1. cc

    I wouldn’t eat sausages off the handle of a plunger.

  2. cmonreally

    “White Sausage Party” is a very accurate description.

  3. Swearin

    I thought Arnold likes some salsa on his white sausage?

  4. Apparently the gap is an Austrian thing.


  6. Anthony

    God those pretzels look delicious.

  7. Well, I guess nobody has any business complaining…it’s right there in the name.

  8. Do they keep the swastika shaped ones in the back?

  9. “I can do zis wis my penis…just ask duh Mexican maid.”

  10. It’s certainly been awhile. Arnold’s last sausage fest was in Joe Weider’s hot tub.

  11. Brit

    Not pictured: African sausage, Mexican sausage, Asian sausage.

  12. &^@*#!

    Every one of those pretzels is an evil smile.

  13. coljack

    “Now is ze time on Sausach vhen ve dance!”

  14. Pretzel – Weiner -Snake : the gateway drug to forbidden ….. Geez who cares. He’s old and in the fuckin’ in the way.

  15. Aunt Cracker

    It’s not a party til the weiners come out!

  16. Cock Dr

    So grateful that I was safely at home when I first laid eyes on…this.

  17. Jenn

    Ah be back! I forgaht ze mustard.

  18. They are creepy and unsettling, but still prettier than anything Arnold has had sex with.

  19. rican

    Betcha this is the coolest David Letterman has felt in a very long time.

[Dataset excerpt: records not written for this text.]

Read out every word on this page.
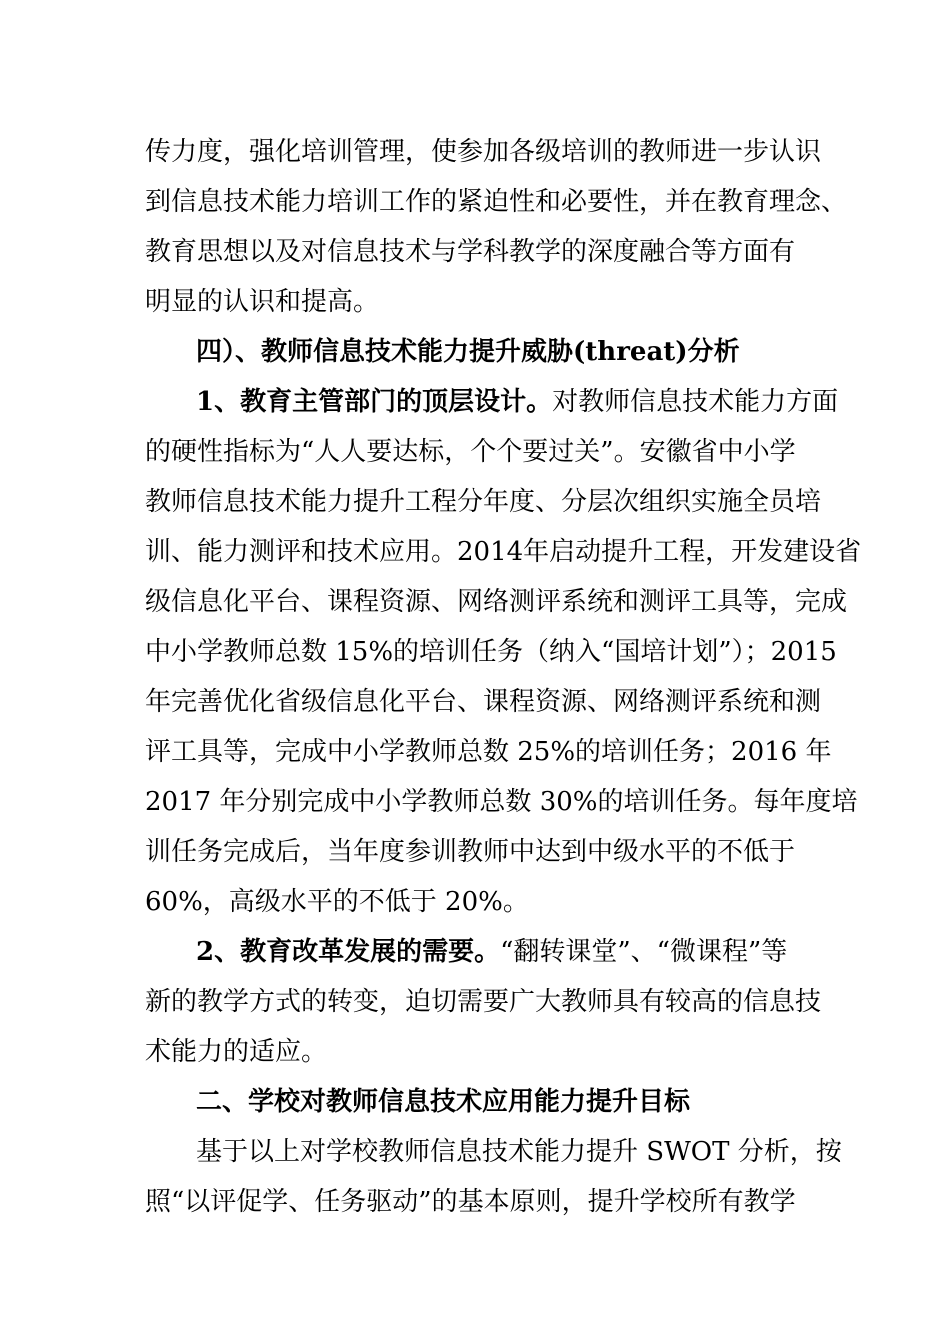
传力度，强化培训管理，使参加各级培训的教师进一步认识
到信息技术能力培训工作的紧迫性和必要性，并在教育理念、
教育思想以及对信息技术与学科教学的深度融合等方面有
明显的认识和提高。
四）、教师信息技术能力提升威胁(threat)分析
1、教育主管部门的顶层设计。对教师信息技术能力方面
的硬性指标为“人人要达标，个个要过关”。安徽省中小学
教师信息技术能力提升工程分年度、分层次组织实施全员培
训、能力测评和技术应用。2014年启动提升工程，开发建设省
级信息化平台、课程资源、网络测评系统和测评工具等，完成
中小学教师总数 15%的培训任务（纳入“国培计划”）；2015
年完善优化省级信息化平台、课程资源、网络测评系统和测
评工具等，完成中小学教师总数 25%的培训任务；2016 年
2017 年分别完成中小学教师总数 30%的培训任务。每年度培
训任务完成后，当年度参训教师中达到中级水平的不低于
60%，高级水平的不低于 20%。
2、教育改革发展的需要。“翻转课堂”、“微课程”等
新的教学方式的转变，迫切需要广大教师具有较高的信息技
术能力的适应。
二、学校对教师信息技术应用能力提升目标
基于以上对学校教师信息技术能力提升 SWOT 分析，按
照“以评促学、任务驱动”的基本原则，提升学校所有教学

  20. I know this is the mother of all non-sequiturs, but the dude holding the sausage stick is Hungarian or I know jack shit about Hungarian faces. Could be my goddam dad.
    Okay, back to butts now…

  21. coljack

    What both the German Michael Strahan and Ahnuhld are thinking: “Wauw, dey are really scraping deh bottuhm of deh barrel for deh Beerfest seeekvuhl.”

  22. malaka

    is that morrissey poking arnold with the sausage?